Em Carapicuíba, cidade da Grande São Paulo com 400 mil habitantes, moradores da comunidade Porto de Areia tiveram a iniciativa de pedir álcool em gel nas redes sociais.
“Estamos querendo não só pra gente, mas paras outras comunidades e pessoas que vivem nas ruas”, diz Cleide Faria Santos, 49, moradora e líder comunitária da região.
A busca por álcool em gel é uma preocupação em boa parte da Grande São Paulo. Nesta semana, correspondentes da Agência Mural fizeram um levantamento em 88 estabelecimentos das periferias da capital e da região metropolitana. Apenas 13 tinham o produto, que em alguns casos podiam custar mais de R$ 20.

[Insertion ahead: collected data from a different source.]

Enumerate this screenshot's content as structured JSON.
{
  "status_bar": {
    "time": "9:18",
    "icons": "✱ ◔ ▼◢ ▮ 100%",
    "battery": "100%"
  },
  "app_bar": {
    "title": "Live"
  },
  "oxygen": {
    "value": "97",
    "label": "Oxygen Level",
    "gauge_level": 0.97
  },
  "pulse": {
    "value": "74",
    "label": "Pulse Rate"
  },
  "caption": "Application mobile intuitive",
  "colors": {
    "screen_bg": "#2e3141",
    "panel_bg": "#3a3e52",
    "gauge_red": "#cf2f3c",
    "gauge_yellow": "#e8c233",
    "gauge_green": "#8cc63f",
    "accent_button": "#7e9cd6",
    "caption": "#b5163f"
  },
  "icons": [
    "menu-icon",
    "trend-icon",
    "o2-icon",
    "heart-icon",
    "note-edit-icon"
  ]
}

Em meio à pandemia, Cleide diz que os moradores estão com as crianças em casa e aprenderam a fazer receitas caseiras de como fazer o álcool em gel, prática não recomendada pelo CFQ (Conselho Federal de Química).
“Eles [as autoridades] estão pedindo pra não sair pra rua. Mas até agora não recebemos nada [para se cuidar]. A alegação é que está tem falta”.
Do outro lado da região metropolitana, na Vila Progresso, em Santo André, o bibliotecário Carlos de Araújo Otelac, 38, diz que tem condições mínimas para manter o isolamento em casa, apesar de ela ser pequena. Por outro lado, afirma que há pessoas que mal têm habitação adequada e dependem do comércio, às vezes, irregular, para se sustentar.
“Acho que as medidas emergenciais de contenção ao vírus não têm preocupação com a população pobre e menos ainda com a miserável, mas vejo garantias para os trabalhadores de iniciativa privada poderem permanecer em suas casas, com salário e emprego.”